Sanders Matthew A, Madoux Franck, Mladenovic Ljiljana, Zhang Huamei, Ye Xiangqun, Angrish Michelle, Mottillo Emilio P, Caruso Joseph A, Halvorsen Geoff, Roush William R, Chase Peter, Hodder Peter, Granneman James G
Center for Integrative Metabolic and Endocrine Research, Wayne State University School of Medicine, Detroit, MI 48201, USA.
Lead Identification Division, The Scripps Research Institute, Jupiter, FL 33458, USA.
Cell Metab. 2015 Nov 3;22(5):851-60. doi: 10.1016/j.cmet.2015.08.023. Epub 2015 Sep 24.
Fat and muscle lipolysis involves functional interactions of adipose triglyceride lipase (ATGL), α-β hydrolase domain-containing protein 5 (ABHD5), and tissue-specific perilipins 1 and 5 (PLIN1 and PLIN5). ABHD5 potently activates ATGL, but this lipase-promoting activity is suppressed when ABHD5 is bound to PLIN proteins on lipid droplets. In adipocytes, protein kinase A (PKA) phosphorylation of PLIN1 rapidly releases ABHD5 to activate ATGL, but mechanisms for rapid regulation of PLIN5-ABHD5 interaction in muscle are unknown. Here, we identify synthetic ligands that release ABHD5 from PLIN1 or PLIN5 without PKA activation and rapidly activate adipocyte and muscle lipolysis. Molecular imaging and affinity probe labeling demonstrated that ABHD5 is directly targeted by these synthetic ligands and additionally revealed that ABHD5-PLIN interactions are regulated by endogenous ligands, including long-chain acyl-CoA. Our results reveal a new locus of lipolysis control and suggest ABHD5 ligands might be developed into novel therapeutics that directly promote fat catabolism.

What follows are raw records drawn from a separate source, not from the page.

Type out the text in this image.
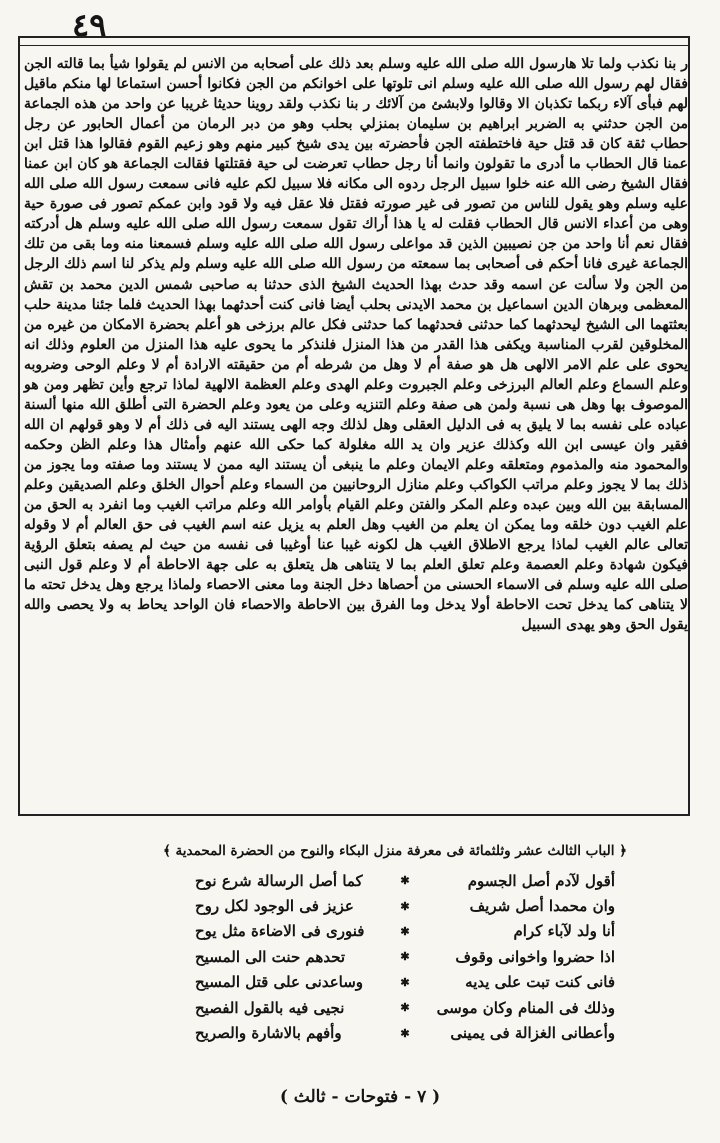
٤٩

ر بنا نكذب ولما تلا هارسول الله صلى الله عليه وسلم بعد ذلك على أصحابه من الانس لم يقولوا شيأ بما قالته الجن فقال لهم رسول الله صلى الله عليه وسلم انى تلوتها على اخوانكم من الجن فكانوا أحسن استماعا لها منكم ماقيل لهم فبأى آلاء ربكما تكذبان الا وقالوا ولابشئ من آلائك ر بنا نكذب ولقد روينا حديثا غريبا عن واحد من هذه الجماعة من الجن حدثني به الضربر ابراهيم بن سليمان بمنزلي بحلب وهو من دبر الرمان من أعمال الحابور عن رجل حطاب ثقة كان قد قتل حية فاختطفته الجن فأحضرته بين يدى شيخ كبير منهم وهو زعيم القوم فقالوا هذا قتل ابن عمنا قال الحطاب ما أدرى ما تقولون وانما أنا رجل حطاب تعرضت لى حية فقتلتها فقالت الجماعة هو كان ابن عمنا فقال الشيخ رضى الله عنه خلوا سبيل الرجل ردوه الى مكانه فلا سبيل لكم عليه فانى سمعت رسول الله صلى الله عليه وسلم وهو يقول للناس من تصور فى غير صورته فقتل فلا عقل فيه ولا قود وابن عمكم تصور فى صورة حية وهى من أعداء الانس قال الحطاب فقلت له يا هذا أراك تقول سمعت رسول الله صلى الله عليه وسلم هل أدركته فقال نعم أنا واحد من جن نصيبين الذين قد مواعلى رسول الله صلى الله عليه وسلم فسمعنا منه وما بقى من تلك الجماعة غيرى فانا أحكم فى أصحابى بما سمعته من رسول الله صلى الله عليه وسلم ولم يذكر لنا اسم ذلك الرجل من الجن ولا سألت عن اسمه وقد حدث بهذا الحديث الشيخ الذى حدثنا به صاحبى شمس الدين محمد بن تقش المعظمى وبرهان الدين اسماعيل بن محمد الايدنى بحلب أيضا فانى كنت أحدثهما بهذا الحديث فلما جئنا مدينة حلب بعثتهما الى الشيخ ليحدثهما كما حدثنى فحدثهما كما حدثنى فكل عالم برزخى هو أعلم بحضرة الامكان من غيره من المخلوقين لقرب المناسبة ويكفى هذا القدر من هذا المنزل فلنذكر ما يحوى عليه هذا المنزل من العلوم وذلك انه يحوى على علم الامر الالهى هل هو صفة أم لا وهل من شرطه أم من حقيقته الارادة أم لا وعلم الوحى وضروبه وعلم السماع وعلم العالم البرزخى وعلم الجبروت وعلم الهدى وعلم العظمة الالهية لماذا ترجع وأين تظهر ومن هو الموصوف بها وهل هى نسبة ولمن هى صفة وعلم التنزيه وعلى من يعود وعلم الحضرة التى أطلق الله منها ألسنة عباده على نفسه بما لا يليق به فى الدليل العقلى وهل لذلك وجه الهى يستند اليه فى ذلك أم لا وهو قولهم ان الله فقير وان عيسى ابن الله وكذلك عزير وان يد الله مغلولة كما حكى الله عنهم وأمثال هذا وعلم الظن وحكمه والمحمود منه والمذموم ومتعلقه وعلم الايمان وعلم ما ينبغى أن يستند اليه ممن لا يستند وما صفته وما يجوز من ذلك بما لا يجوز وعلم مراتب الكواكب وعلم منازل الروحانيين من السماء وعلم أحوال الخلق وعلم الصديقين وعلم المسابقة بين الله وبين عبده وعلم المكر والفتن وعلم القيام بأوامر الله وعلم مراتب الغيب وما انفرد به الحق من علم الغيب دون خلقه وما يمكن ان يعلم من الغيب وهل العلم به يزيل عنه اسم الغيب فى حق العالم أم لا وقوله تعالى عالم الغيب لماذا يرجع الاطلاق الغيب هل لكونه غيبا عنا أوغيبا فى نفسه من حيث لم يصفه بتعلق الرؤية فيكون شهادة وعلم العصمة وعلم تعلق العلم بما لا يتناهى هل يتعلق به على جهة الاحاطة أم لا وعلم قول النبى صلى الله عليه وسلم فى الاسماء الحسنى من أحصاها دخل الجنة وما معنى الاحصاء ولماذا يرجع وهل يدخل تحته ما لا يتناهى كما يدخل تحت الاحاطة أولا يدخل وما الفرق بين الاحاطة والاحصاء فان الواحد يحاط به ولا يحصى والله يقول الحق وهو يهدى السبيل

﴿ الباب الثالث عشر وثلثمائة فى معرفة منزل البكاء والنوح من الحضرة المحمدية ﴾
أقول لآدم أصل الجسوم
✱
كما أصل الرسالة شرع نوح
وان محمدا أصل شريف
✱
عزيز فى الوجود لكل روح
أنا ولد لآباء كرام
✱
فنورى فى الاضاءة مثل يوح
اذا حضروا واخوانى وقوف
✱
تحدهم حنت الى المسيح
فانى كنت تبت على يديه
✱
وساعدنى على قتل المسيح
وذلك فى المنام وكان موسى
✱
نجيى فيه بالقول الفصيح
وأعطانى الغزالة فى يمينى
✱
وأفهم بالاشارة والصريح
( ٧ - فتوحات - ثالث )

脂肪和肌肉的脂解作用涉及脂肪甘油三酯脂肪酶(ATGL)、含α-β水解酶结构域蛋白5(ABHD5)以及组织特异性的脂滴包被蛋白1和5(PLIN1和PLIN5)之间的功能相互作用。ABHD5能有效激活ATGL,但当ABHD5与脂滴上的PLIN蛋白结合时,这种促进脂肪酶的活性就会受到抑制。在脂肪细胞中,蛋白激酶A(PKA)对PLIN1的磷酸化作用会迅速释放ABHD5以激活ATGL,但肌肉中快速调节PLIN5-ABHD5相互作用的机制尚不清楚。在此,我们鉴定出了一些合成配体,它们无需PKA激活就能从PLIN1或PLIN5中释放ABHD5,并能迅速激活脂肪细胞和肌肉的脂解作用。分子成像和亲和探针标记表明,这些合成配体直接作用于ABHD5,此外还揭示了ABHD5与PLIN的相互作用受包括长链酰基辅酶A在内的内源性配体调控。我们的研究结果揭示了脂解作用控制的一个新位点,并表明ABHD5配体可能会被开发成直接促进脂肪分解代谢的新型治疗药物。